One of the right wings' most effective tactics is repetition, thank you Mr Goebbels. In the media realm one of the constant refrains is the liberal bias of the media. I certainly think that most of the major networks are liberal but this does not mean that they are anti-capitalist, anti-imperialist, pro-labor, hostile to conservatives or not patriotic as the right contends. I think they are best described by Bill Moyers who says:
"One reason I’m in hot water is because my colleagues and I at “NOW” didn’t play by the conventional rules of Beltway journalism. Those rules divide the world into democrats and republicans, liberals and conservatives and allow journalists to pretend they have done their job if, instead of reporting the truth behind the news, they merely give each side an opportunity to spin the news."

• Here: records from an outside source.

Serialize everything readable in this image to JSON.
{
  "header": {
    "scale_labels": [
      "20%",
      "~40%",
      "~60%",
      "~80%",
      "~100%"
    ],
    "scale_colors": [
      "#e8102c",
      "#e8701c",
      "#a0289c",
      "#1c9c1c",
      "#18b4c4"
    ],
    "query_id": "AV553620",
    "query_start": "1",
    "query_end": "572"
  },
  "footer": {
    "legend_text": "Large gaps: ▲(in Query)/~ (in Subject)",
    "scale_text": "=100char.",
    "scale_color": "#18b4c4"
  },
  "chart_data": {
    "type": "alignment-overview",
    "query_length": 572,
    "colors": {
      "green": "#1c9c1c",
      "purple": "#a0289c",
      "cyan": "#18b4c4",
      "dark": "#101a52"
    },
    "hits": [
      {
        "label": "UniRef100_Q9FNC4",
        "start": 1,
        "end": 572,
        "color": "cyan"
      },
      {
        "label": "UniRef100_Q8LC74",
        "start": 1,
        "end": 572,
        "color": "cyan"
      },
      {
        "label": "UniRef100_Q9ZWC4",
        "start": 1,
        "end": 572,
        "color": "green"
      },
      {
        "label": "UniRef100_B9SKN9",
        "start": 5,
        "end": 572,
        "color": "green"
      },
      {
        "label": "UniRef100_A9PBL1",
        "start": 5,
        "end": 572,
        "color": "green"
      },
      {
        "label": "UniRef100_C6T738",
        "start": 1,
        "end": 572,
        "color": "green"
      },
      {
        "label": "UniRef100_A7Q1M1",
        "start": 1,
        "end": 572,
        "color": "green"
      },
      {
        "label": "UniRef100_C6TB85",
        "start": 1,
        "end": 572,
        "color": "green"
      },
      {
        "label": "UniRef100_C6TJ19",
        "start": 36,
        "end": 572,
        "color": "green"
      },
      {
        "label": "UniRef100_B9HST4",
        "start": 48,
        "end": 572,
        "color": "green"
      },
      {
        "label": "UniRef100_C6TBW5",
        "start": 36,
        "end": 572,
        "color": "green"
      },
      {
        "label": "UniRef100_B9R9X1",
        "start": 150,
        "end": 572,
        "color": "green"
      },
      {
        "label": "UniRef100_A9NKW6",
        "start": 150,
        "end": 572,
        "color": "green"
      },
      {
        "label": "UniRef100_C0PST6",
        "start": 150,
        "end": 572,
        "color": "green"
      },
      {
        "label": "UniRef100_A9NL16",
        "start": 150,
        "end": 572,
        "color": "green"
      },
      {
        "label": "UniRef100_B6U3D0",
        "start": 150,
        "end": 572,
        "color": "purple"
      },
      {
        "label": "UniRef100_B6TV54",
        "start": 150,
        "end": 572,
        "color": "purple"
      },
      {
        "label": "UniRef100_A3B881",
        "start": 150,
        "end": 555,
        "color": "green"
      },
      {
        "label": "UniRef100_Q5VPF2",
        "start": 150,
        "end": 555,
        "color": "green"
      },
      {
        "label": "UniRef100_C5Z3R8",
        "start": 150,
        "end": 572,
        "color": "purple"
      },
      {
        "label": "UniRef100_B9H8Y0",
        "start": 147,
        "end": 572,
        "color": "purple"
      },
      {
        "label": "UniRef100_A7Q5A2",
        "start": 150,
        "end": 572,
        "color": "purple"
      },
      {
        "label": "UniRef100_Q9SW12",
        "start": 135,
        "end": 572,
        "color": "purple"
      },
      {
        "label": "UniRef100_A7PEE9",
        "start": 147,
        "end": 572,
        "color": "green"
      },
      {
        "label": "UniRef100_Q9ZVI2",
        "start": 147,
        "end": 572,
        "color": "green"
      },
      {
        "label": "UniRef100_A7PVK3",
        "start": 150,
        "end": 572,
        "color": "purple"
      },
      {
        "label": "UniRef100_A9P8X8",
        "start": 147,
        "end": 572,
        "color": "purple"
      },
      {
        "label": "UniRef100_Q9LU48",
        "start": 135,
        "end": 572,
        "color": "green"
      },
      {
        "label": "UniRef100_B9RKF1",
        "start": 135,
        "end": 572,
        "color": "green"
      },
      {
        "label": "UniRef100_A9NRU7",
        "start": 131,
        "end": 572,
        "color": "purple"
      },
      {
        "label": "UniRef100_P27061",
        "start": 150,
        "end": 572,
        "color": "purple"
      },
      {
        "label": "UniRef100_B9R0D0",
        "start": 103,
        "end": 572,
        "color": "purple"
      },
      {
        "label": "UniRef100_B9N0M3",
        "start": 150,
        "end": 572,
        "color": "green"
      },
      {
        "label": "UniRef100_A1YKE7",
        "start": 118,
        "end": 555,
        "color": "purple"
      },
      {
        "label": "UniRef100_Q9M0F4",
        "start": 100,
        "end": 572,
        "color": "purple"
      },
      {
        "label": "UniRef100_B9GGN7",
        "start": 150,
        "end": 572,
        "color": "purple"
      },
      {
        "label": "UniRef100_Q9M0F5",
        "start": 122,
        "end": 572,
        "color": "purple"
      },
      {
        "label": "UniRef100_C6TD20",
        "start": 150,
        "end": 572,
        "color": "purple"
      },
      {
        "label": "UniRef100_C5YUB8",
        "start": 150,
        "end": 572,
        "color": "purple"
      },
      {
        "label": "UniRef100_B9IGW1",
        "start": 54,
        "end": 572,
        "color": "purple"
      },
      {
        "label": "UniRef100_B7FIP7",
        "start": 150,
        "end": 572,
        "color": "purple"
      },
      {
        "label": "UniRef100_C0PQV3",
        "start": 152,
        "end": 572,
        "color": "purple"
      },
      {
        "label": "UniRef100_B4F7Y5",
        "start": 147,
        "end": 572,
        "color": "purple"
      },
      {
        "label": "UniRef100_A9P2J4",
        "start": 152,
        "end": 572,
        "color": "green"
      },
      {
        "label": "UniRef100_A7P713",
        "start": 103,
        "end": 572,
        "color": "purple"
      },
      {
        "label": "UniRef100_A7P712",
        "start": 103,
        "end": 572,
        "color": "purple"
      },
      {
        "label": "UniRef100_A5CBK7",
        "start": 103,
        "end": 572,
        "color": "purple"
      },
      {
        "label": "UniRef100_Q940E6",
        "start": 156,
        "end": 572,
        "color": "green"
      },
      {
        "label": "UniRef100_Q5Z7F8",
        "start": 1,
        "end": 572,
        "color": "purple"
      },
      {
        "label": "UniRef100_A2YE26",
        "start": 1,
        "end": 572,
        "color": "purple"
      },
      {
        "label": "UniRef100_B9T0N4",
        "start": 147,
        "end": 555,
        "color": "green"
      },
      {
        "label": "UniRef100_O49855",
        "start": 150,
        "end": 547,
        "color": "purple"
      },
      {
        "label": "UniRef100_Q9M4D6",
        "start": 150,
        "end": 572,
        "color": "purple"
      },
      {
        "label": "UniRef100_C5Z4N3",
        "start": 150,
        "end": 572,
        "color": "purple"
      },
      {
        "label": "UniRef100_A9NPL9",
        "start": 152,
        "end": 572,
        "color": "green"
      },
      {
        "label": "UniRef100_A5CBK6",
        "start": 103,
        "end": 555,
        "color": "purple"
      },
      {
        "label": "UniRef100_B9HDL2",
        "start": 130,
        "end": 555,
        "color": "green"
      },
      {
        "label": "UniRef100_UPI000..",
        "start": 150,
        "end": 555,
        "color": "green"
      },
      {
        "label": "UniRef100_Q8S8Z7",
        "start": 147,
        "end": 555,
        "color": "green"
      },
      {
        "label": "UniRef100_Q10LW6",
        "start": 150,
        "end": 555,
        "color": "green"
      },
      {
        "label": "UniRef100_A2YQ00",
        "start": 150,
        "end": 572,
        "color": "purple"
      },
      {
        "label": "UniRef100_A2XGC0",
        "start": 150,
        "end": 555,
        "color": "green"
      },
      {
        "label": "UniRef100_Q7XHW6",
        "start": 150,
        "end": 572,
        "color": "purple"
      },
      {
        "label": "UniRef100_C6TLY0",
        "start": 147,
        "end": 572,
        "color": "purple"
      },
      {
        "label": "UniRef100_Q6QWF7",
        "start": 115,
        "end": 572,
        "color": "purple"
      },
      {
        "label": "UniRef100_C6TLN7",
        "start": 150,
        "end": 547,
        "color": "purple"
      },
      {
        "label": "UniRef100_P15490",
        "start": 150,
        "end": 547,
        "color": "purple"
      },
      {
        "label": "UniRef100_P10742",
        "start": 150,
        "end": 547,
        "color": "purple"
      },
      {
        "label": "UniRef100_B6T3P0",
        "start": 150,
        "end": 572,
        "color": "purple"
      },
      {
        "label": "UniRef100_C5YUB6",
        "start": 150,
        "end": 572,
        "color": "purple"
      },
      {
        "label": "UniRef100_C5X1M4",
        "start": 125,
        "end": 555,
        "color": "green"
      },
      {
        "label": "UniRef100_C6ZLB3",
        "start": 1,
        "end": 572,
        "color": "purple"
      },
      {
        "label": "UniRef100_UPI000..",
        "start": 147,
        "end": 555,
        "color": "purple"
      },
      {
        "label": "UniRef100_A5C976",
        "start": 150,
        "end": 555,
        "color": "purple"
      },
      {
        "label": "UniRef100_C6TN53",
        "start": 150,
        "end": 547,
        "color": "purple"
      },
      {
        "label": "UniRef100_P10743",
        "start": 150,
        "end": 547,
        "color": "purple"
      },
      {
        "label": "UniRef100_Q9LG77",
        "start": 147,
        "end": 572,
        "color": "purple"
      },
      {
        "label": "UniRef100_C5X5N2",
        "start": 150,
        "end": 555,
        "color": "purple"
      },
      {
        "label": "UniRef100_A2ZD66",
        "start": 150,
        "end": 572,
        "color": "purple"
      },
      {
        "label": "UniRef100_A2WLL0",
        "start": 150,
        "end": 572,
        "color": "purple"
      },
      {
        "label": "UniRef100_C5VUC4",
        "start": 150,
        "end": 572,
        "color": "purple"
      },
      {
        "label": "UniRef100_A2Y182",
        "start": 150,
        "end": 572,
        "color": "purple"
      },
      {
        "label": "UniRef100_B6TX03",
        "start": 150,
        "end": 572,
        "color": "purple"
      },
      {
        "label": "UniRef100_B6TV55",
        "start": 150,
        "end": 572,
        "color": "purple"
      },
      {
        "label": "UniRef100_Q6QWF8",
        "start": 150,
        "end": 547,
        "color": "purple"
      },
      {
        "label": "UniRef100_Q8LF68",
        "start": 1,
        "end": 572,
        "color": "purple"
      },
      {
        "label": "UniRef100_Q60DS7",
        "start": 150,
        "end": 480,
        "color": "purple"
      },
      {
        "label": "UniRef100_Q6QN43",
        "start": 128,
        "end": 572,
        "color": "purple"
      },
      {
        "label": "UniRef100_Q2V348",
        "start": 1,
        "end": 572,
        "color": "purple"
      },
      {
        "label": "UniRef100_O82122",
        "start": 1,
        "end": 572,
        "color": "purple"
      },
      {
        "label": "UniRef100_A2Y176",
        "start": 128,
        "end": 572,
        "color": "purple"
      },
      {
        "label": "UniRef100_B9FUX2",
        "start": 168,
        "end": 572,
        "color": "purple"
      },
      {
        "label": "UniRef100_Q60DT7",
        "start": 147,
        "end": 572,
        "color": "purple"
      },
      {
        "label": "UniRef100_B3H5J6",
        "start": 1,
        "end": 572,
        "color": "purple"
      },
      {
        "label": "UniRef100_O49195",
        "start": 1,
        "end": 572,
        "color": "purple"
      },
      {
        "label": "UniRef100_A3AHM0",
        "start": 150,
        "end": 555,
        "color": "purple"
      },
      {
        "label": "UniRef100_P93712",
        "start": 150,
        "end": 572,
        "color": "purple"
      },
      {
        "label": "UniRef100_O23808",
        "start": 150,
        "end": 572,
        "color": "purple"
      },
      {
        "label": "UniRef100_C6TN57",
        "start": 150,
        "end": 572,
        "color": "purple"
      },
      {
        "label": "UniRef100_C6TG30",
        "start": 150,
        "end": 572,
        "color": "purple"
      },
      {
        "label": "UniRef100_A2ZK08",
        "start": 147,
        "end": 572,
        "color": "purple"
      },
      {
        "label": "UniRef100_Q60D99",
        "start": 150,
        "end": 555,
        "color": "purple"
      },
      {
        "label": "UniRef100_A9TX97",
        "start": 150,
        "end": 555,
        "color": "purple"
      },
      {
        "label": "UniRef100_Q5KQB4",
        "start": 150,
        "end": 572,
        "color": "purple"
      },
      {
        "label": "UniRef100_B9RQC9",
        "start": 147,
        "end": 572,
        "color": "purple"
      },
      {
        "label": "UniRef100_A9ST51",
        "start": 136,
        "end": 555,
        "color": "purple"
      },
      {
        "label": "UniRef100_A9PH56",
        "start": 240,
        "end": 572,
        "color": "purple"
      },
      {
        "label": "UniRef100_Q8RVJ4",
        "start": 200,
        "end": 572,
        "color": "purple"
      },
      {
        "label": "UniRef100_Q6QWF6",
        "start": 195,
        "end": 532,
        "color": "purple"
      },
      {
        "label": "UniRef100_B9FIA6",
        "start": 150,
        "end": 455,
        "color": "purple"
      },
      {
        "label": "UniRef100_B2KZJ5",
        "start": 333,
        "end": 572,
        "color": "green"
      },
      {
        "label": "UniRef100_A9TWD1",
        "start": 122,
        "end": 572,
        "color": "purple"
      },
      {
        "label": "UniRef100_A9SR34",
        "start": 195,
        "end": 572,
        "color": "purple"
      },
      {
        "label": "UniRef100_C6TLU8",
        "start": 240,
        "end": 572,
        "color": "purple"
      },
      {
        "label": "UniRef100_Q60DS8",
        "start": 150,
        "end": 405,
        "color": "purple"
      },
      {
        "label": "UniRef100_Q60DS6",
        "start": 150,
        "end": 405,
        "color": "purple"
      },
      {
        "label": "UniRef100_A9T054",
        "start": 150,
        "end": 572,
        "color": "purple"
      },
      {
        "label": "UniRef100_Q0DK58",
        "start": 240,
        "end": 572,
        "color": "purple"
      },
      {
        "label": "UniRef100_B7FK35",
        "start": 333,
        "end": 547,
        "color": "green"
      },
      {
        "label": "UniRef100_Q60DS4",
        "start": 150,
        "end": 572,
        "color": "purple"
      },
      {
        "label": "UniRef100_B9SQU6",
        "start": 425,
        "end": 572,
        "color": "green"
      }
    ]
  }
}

Here's the full transcript of his speech.I actually don't think that Moyers goes far enough. I think that ALL social systems create processes of hegemony, meaning that you move up in the system if you play by the rules, you don't if you don't. Say you are at the Milwaukee Jenital and you constantly report on the dire state of the job market and how the local ruling class has either moved shop or given up totally on the idea of a community and refused to pander to the racist views of the south and west suburbs that blame all Milwaukee's ills on poor black people. You will very soon became an ex-journalist. Or you will end up on the gardening beat.
Or take sports for example. Let's say your line was constantly that the Milwaukee Brewer management were a bunch of tight fisted sclawags that only used the club for their own entertainment and profit and the team is a perennial loser because Bud Selig is a toadie for the rich owners and could care less about putting on a winning team because he backs the institutional framework that keeps small market teams losers. This is a fact but as a sports "journalist" your job is to be a booster and gettting people to the ball park is part of your job because in many towns the local cable or newspaper owns the team!
Political and business journalism works in a similar fashion. The Business Journal or the New York Times have a constituency that like to hear a certain mantra, capitalism good, labor greedy, France bad, we can have nukes but if anyone else wants them this is a threat to world civilization, I could go on. Most of us actually don't want our basic world view to be too radically challenged, if it is we ridicule or dismiss (I plead partial guilt). We are indoctrinated in our youth and most of us rarely challenge the basic ideologiacl outlook that we are indoctrinated in unless there is a major shock to our livelyhoods.
The media are also active agents in creating that ideological outlook. For the first 100 years of the United States the tariff was seen as a pillar of Americanism and a perfectly reasonable tool of internal development. As soon as the United States became the creator of a majority of the worlds manufatured goods the position of most in ruling circles decided that the tariff was a tool of godless communism and beelzebob. Once China starts making airplanes many in the ruling elite will start demanding a return to the tariff.
Journalists will never stray to far from the farm because in the end they know who pays thier bills. The right wing has it right when they say that media have a point of view but they have it wrong when they say that it's because they all have a crusader mentality, it's more the case that the political culture is basically liberal but the society is now in transition and they want the media to more closely mirror their POV.